Dimane Enterprises Ltd. v. R. – TCC: Employee profit sharing plan a sham

Bill Innes on Current Tax Cases

http://decision.tcc-cci.gc.ca/tcc-cci/decisions/en/item/99246/index.do New Window

Dimane Enterprises Ltd. v. The Queen (November 10, 2014 – 2014 TCC 334) was a case involving deductions for contributions to an employee profit sharing plan in the taxation years ending October 31, 2004 and October 31, 2005.

[1] The issue in the current appeal is whether the Appellant is entitled to deduct amounts it allegedly paid as contributions to an employee profit-sharing plan.

[2] Richard Arab is the president and sole director of the Appellant. Mr. Arab is a professional engineer who has worked in the Alberta oil and gas industry for over 35 years. In 2002, he retired from his employment with an oil and gas company.

[3] On June 30, 2002, Mr. Arab incorporated the Appellant to carry on the business of providing consulting services to companies operating in the oil patch. During the relevant period, Mr. Arab, his spouse Jeannette Arab and their children Jason, Lauren, Kathryn and Jonathan were the shareholders of the Appellant.

[4] The company provided the majority of its services to major oil and gas companies. The services involved project management, production operations, joint venture work, and property reviews. The only office of the Appellant was located in a room in the Arabs’ residence.

[5] Mr. Arab testified that during the relevant period each of his four children was an employee of the Appellant. The Respondent does not accept that the four children were employees of the Appellant.

[6] In 2004, Jason was 23 years old, Lauren was 21 years old, Kathryn was 14 years old and Jonathan was 13 years old.

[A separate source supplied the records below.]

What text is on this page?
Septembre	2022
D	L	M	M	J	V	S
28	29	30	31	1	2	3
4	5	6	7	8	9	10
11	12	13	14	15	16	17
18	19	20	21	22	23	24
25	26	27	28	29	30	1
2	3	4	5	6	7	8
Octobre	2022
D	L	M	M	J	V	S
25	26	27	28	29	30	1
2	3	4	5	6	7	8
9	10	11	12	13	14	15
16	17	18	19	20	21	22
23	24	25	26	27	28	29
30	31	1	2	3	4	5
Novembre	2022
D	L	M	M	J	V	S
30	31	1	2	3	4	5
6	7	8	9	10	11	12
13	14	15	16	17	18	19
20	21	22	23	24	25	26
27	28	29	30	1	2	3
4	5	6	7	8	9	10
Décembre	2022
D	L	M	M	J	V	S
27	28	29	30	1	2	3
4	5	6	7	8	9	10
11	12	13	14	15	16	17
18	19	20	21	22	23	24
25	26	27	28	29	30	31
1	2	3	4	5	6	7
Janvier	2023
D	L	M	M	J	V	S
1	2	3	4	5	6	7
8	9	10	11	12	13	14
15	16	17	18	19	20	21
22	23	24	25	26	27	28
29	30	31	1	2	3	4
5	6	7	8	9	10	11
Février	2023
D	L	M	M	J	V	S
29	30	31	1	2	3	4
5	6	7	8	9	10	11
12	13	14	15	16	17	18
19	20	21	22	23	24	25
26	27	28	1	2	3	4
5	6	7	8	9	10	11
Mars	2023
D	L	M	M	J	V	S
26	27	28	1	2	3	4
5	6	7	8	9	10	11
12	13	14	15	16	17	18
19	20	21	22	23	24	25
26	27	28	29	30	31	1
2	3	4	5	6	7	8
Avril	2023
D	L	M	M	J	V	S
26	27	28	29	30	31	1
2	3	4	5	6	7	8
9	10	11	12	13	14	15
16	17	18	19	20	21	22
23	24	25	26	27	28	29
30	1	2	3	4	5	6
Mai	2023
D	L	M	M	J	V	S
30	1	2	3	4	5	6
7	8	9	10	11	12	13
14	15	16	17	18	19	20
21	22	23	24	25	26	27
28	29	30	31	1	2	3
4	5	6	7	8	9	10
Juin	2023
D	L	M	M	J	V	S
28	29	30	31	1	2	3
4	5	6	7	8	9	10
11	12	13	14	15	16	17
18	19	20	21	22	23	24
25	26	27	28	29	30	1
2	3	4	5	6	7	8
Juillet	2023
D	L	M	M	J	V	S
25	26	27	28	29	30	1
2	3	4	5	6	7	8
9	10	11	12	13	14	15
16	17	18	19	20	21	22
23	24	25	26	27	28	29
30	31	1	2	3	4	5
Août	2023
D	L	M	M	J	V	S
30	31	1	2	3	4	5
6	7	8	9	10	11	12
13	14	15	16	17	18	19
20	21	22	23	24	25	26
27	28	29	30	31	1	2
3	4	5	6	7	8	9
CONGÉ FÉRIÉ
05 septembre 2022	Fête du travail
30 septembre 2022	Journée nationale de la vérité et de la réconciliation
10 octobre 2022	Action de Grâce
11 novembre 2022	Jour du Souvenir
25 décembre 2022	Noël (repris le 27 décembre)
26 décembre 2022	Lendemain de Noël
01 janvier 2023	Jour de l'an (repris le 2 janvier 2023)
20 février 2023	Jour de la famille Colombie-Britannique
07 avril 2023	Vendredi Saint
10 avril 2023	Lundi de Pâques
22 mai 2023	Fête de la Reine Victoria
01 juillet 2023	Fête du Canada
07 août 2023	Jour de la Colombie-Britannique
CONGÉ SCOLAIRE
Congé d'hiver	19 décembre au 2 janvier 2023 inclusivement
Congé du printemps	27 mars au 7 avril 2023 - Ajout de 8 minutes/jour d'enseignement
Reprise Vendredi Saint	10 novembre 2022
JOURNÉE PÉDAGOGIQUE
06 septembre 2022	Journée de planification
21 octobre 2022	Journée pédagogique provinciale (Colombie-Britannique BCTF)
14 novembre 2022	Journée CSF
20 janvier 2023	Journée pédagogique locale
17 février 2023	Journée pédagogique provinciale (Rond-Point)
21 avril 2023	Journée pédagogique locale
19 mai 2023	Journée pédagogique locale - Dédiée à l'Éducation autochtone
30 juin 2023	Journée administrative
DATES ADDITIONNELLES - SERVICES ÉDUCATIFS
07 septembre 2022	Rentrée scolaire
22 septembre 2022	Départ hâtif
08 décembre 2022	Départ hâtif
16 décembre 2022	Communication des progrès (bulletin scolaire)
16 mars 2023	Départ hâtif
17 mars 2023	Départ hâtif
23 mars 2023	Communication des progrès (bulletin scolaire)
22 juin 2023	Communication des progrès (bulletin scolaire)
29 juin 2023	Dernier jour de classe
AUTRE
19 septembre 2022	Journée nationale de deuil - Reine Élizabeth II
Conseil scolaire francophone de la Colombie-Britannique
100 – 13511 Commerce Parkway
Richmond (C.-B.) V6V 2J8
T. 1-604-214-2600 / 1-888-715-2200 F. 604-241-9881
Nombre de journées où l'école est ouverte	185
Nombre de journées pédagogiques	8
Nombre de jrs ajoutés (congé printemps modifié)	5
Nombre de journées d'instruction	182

[7] Mr. Arab testified that the Appellant paid Jason wages of $1,200 in each of 2004 and 2005. His duties were to mow the lawn and shovel the walk in front of their home. Lauren was also paid wages of $1,200 in each of 2004 and 2005. Her primary duty was to make some journal entries in the books of the Appellant. I heard testimony that she also ran computer simulations for the company. I have given no weight to this portion of Mr. Arab’s testimony since the software was not owned by either the Appellant or Lauren.

[8] Kathryn and Jonathan were paid wages of $600 in each of 2004 and 2005. Kathryn’s duties were to clean the Appellant’s office and sort the mail. The mail included family mail and mail for the Appellant. Jonathan’s duties were to shred documents, take out the garbage, “crop” some pictures and perform some internet searches.

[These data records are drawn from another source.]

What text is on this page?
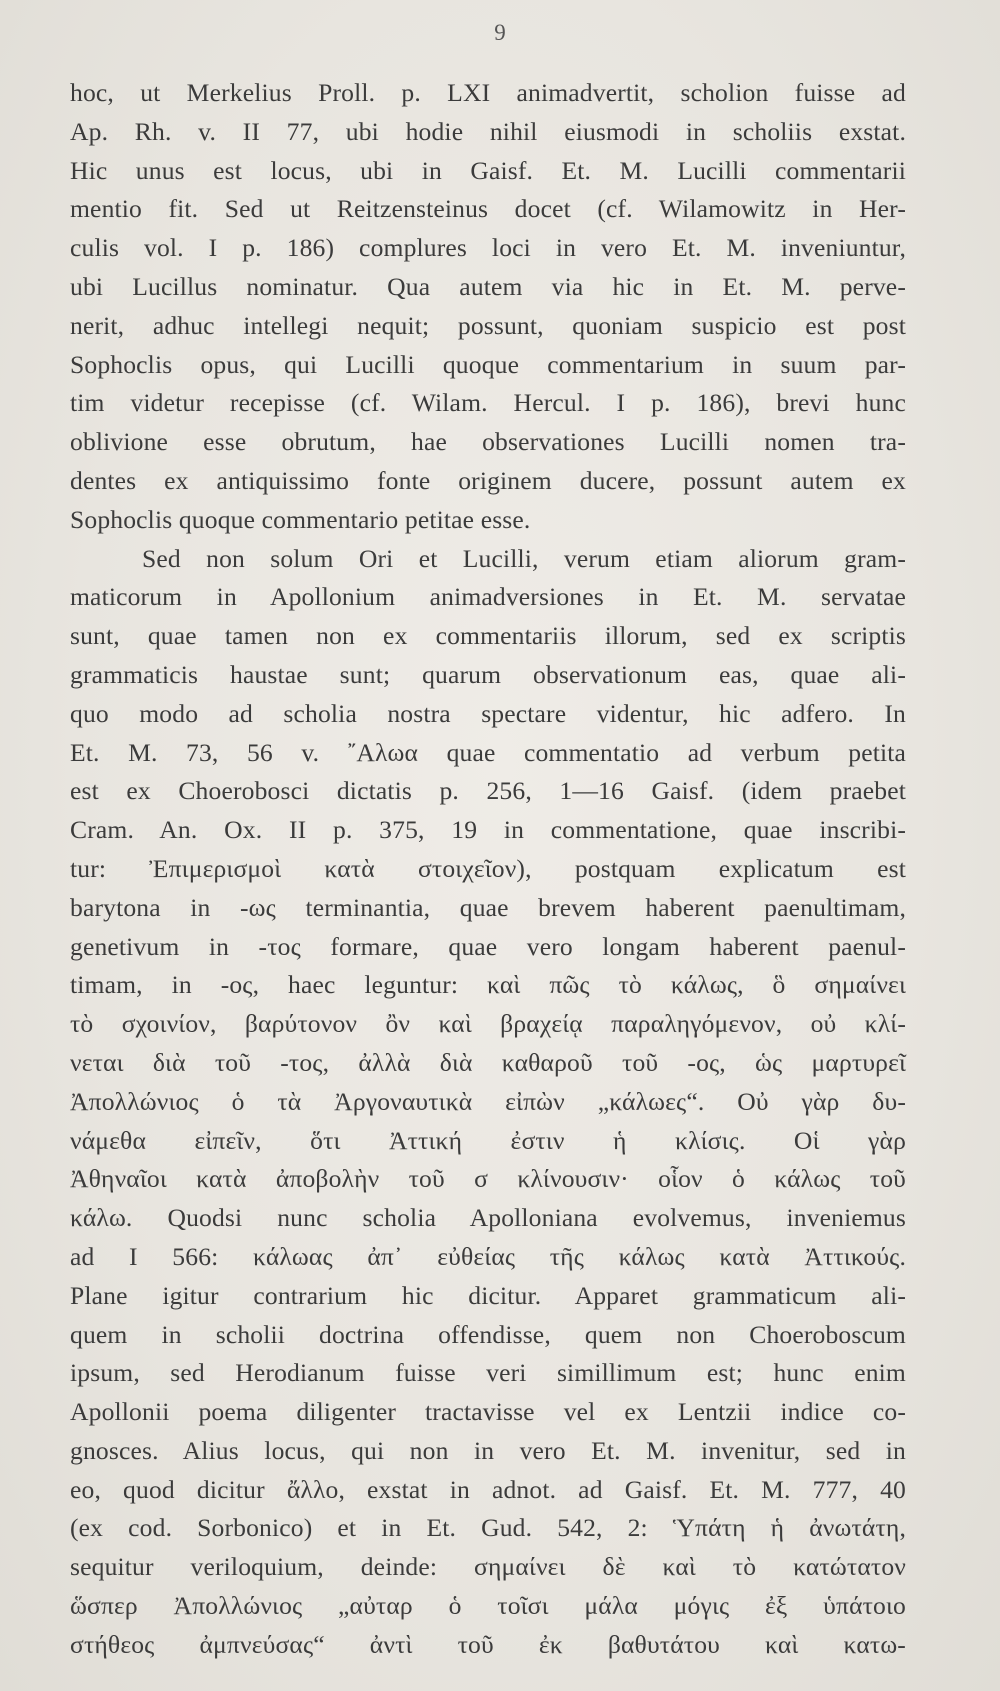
9
hoc, ut Merkelius Proll. p. LXI animadvertit, scholion fuisse ad
Ap. Rh. v. II 77, ubi hodie nihil eiusmodi in scholiis exstat.
Hic unus est locus, ubi in Gaisf. Et. M. Lucilli commentarii
mentio fit. Sed ut Reitzensteinus docet (cf. Wilamowitz in Her-
culis vol. I p. 186) complures loci in vero Et. M. inveniuntur,
ubi Lucillus nominatur. Qua autem via hic in Et. M. perve-
nerit, adhuc intellegi nequit; possunt, quoniam suspicio est post
Sophoclis opus, qui Lucilli quoque commentarium in suum par-
tim videtur recepisse (cf. Wilam. Hercul. I p. 186), brevi hunc
oblivione esse obrutum, hae observationes Lucilli nomen tra-
dentes ex antiquissimo fonte originem ducere, possunt autem ex
Sophoclis quoque commentario petitae esse.
Sed non solum Ori et Lucilli, verum etiam aliorum gram-
maticorum in Apollonium animadversiones in Et. M. servatae
sunt, quae tamen non ex commentariis illorum, sed ex scriptis
grammaticis haustae sunt; quarum observationum eas, quae ali-
quo modo ad scholia nostra spectare videntur, hic adfero. In
Et. M. 73, 56 v. ῎Αλωα quae commentatio ad verbum petita
est ex Choerobosci dictatis p. 256, 1—16 Gaisf. (idem praebet
Cram. An. Ox. II p. 375, 19 in commentatione, quae inscribi-
tur: Ἐπιμερισμοὶ κατὰ στοιχεῖον), postquam explicatum est
barytona in -ως terminantia, quae brevem haberent paenultimam,
genetivum in -τος formare, quae vero longam haberent paenul-
timam, in -ος, haec leguntur: καὶ πῶς τὸ κάλως, ὃ σημαίνει
τὸ σχοινίον, βαρύτονον ὂν καὶ βραχείᾳ παραληγόμενον, οὐ κλί-
νεται διὰ τοῦ -τος, ἀλλὰ διὰ καθαροῦ τοῦ -ος, ὡς μαρτυρεῖ
Ἀπολλώνιος ὁ τὰ Ἀργοναυτικὰ εἰπὼν „κάλωες“. Οὐ γὰρ δυ-
νάμεθα εἰπεῖν, ὅτι Ἀττική ἐστιν ἡ κλίσις. Οἱ γὰρ
Ἀθηναῖοι κατὰ ἀποβολὴν τοῦ σ κλίνουσιν· οἷον ὁ κάλως τοῦ
κάλω. Quodsi nunc scholia Apolloniana evolvemus, inveniemus
ad I 566: κάλωας ἀπ᾽ εὐθείας τῆς κάλως κατὰ Ἀττικούς.
Plane igitur contrarium hic dicitur. Apparet grammaticum ali-
quem in scholii doctrina offendisse, quem non Choeroboscum
ipsum, sed Herodianum fuisse veri simillimum est; hunc enim
Apollonii poema diligenter tractavisse vel ex Lentzii indice co-
gnosces. Alius locus, qui non in vero Et. M. invenitur, sed in
eo, quod dicitur ἄλλο, exstat in adnot. ad Gaisf. Et. M. 777, 40
(ex cod. Sorbonico) et in Et. Gud. 542, 2: Ὑπάτη ἡ ἀνωτάτη,
sequitur veriloquium, deinde: σημαίνει δὲ καὶ τὸ κατώτατον
ὥσπερ Ἀπολλώνιος „αὐταρ ὁ τοῖσι μάλα μόγις ἐξ ὑπάτοιο
στήθεος ἀμπνεύσας“ ἀντὶ τοῦ ἐκ βαθυτάτου καὶ κατω-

The appellant allocated $103,000 to the four children in 2004 and $130,000 in 2005:

[15] In summary, Richard, after discussions with Jeannette [his wife], allocated the $130,000 transferred by the Appellant to the EPSP in respect of its 2004 fiscal year as follows: $27,000 to Richard, $25,000 to Jeannette, $24,000 to each of Kathryn and Jonathan and $15,000 to each of Jason and Lauren.

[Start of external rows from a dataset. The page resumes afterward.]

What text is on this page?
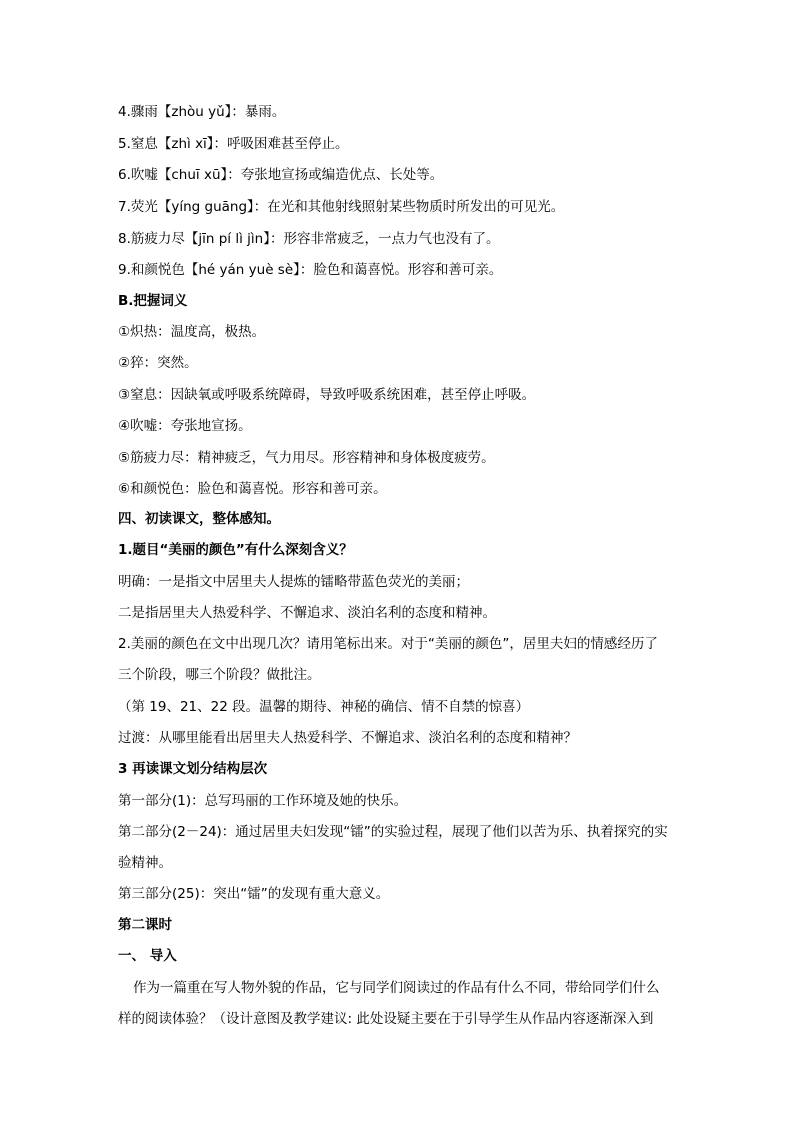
4.骤雨【zhòu yǔ】：暴雨。
5.窒息【zhì xī】：呼吸困难甚至停止。
6.吹嘘【chuī xū】：夸张地宣扬或编造优点、长处等。
7.荧光【yíng guāng】：在光和其他射线照射某些物质时所发出的可见光。
8.筋疲力尽【jīn pí lì jìn】：形容非常疲乏，一点力气也没有了。
9.和颜悦色【hé yán yuè sè】：脸色和蔼喜悦。形容和善可亲。
B.把握词义
①炽热：温度高，极热。
②猝：突然。
③窒息：因缺氧或呼吸系统障碍，导致呼吸系统困难，甚至停止呼吸。
④吹嘘：夸张地宣扬。
⑤筋疲力尽：精神疲乏，气力用尽。形容精神和身体极度疲劳。
⑥和颜悦色：脸色和蔼喜悦。形容和善可亲。
四、初读课文，整体感知。
1.题目“美丽的颜色”有什么深刻含义？
明确：一是指文中居里夫人提炼的镭略带蓝色荧光的美丽；
二是指居里夫人热爱科学、不懈追求、淡泊名利的态度和精神。
2.美丽的颜色在文中出现几次？请用笔标出来。对于“美丽的颜色”，居里夫妇的情感经历了
三个阶段，哪三个阶段？做批注。
（第 19、21、22 段。温馨的期待、神秘的确信、情不自禁的惊喜）
过渡：从哪里能看出居里夫人热爱科学、不懈追求、淡泊名利的态度和精神？
3 再读课文划分结构层次
第一部分(1)：总写玛丽的工作环境及她的快乐。
第二部分(2－24)：通过居里夫妇发现“镭”的实验过程，展现了他们以苦为乐、执着探究的实
验精神。
第三部分(25)：突出“镭”的发现有重大意义。
第二课时
一、 导入
作为一篇重在写人物外貌的作品，它与同学们阅读过的作品有什么不同，带给同学们什么
样的阅读体验？（设计意图及教学建议: 此处设疑主要在于引导学生从作品内容逐渐深入到
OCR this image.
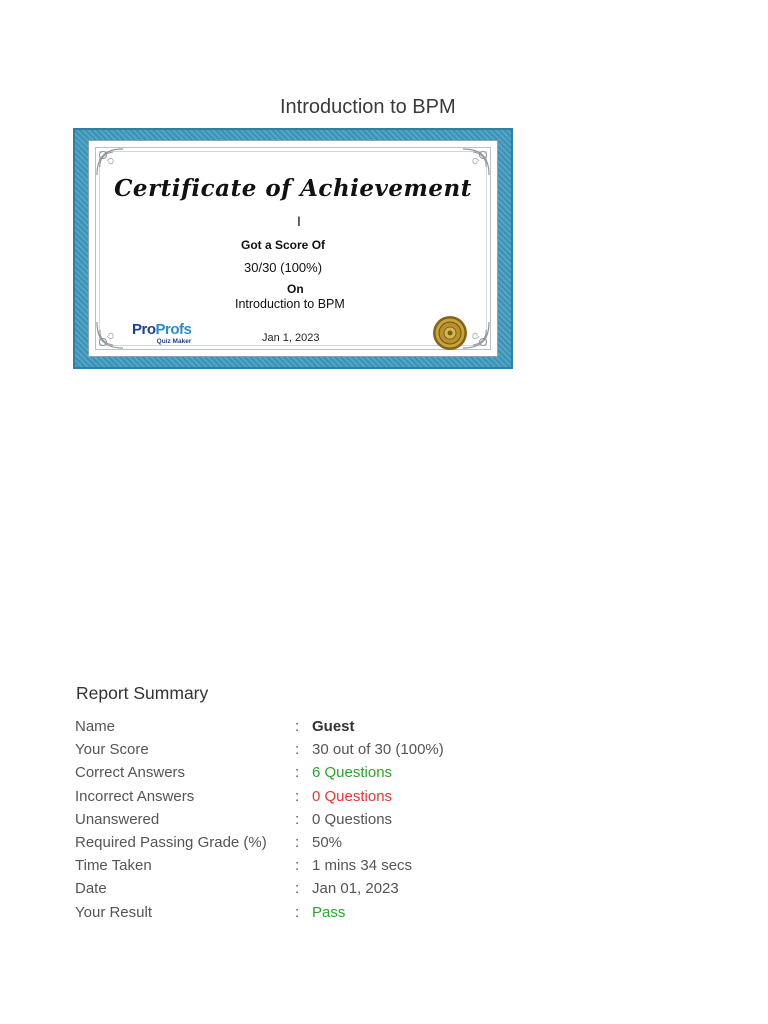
Introduction to BPM
Certificate of Achievement
I
Got a Score Of
30/30 (100%)
On
Introduction to BPM
Jan 1, 2023
ProProfs
Quiz Maker
Report Summary
Name	: Guest
Your Score	: 30 out of 30 (100%)
Correct Answers	: 6 Questions
Incorrect Answers	: 0 Questions
Unanswered	: 0 Questions
Required Passing Grade (%) : 50%
Time Taken	: 1 mins 34 secs
Date	: Jan 01, 2023
Your Result	: Pass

[17] In summary, Richard, after discussions with Jeannette, allocated the $130,000 transferred by the Appellant to the EPSP in respect of its 2005 fiscal year as follows: $55,000 to each of Kathryn and Jonathan and $10,000 to each of Jeannette and Richard.

All of the money ultimately ended up in the hands of Mr. Arab, allegedly to reimburse him for expenses incurred for the benefit of his children.

The court was not persuaded:

[45] In my view, none of Richard and Jeannette’s children contributed to the Appellant’s profit in 2004 and 2005. They simply did not provide any services to the Appellant. The alleged services – shovelling snow, mowing the lawn, cleaning rooms, sorting mail – were tasks (or chores) that children perform for their parents. If the children provided these services to anyone, they provided them to their parents, not the Appellant.

[46] Richard Arab agreed that the EPSP did not allocate funds to recognize the contributions of his children to the Appellant’s profit. This is illustrated by the following exchanges between Mr. Arab and counsel for the Respondent:

Q So the amount of the allocation made to the employees of Dimane were [sic] based on an arbitrary amount determined solely by you; is that correct?

A Correct.

. . .

Q Were the allocations or payments that were out of the plan to the employees designed to recognize the contributions of the eligible participants or the employees that were selected to be part of the plan to the profitability of Dimane Enterprises Ltd.?

A No, it would not have been done on that basis because my understanding is the distribution of the EPSP was at the sole discretion of the trustees.

[47] I have concluded, after considering all of the evidence before me, particularly the evidence I have just discussed, that the Appellant’s EPSP was a sham. There was no sharing of the Appellant’s profits with Richard Arab’s children. The actual transactions were the payment of the amounts in question, through various bank accounts, by the Appellant to Richard Arab.

As a result the appeal was dismissed with costs.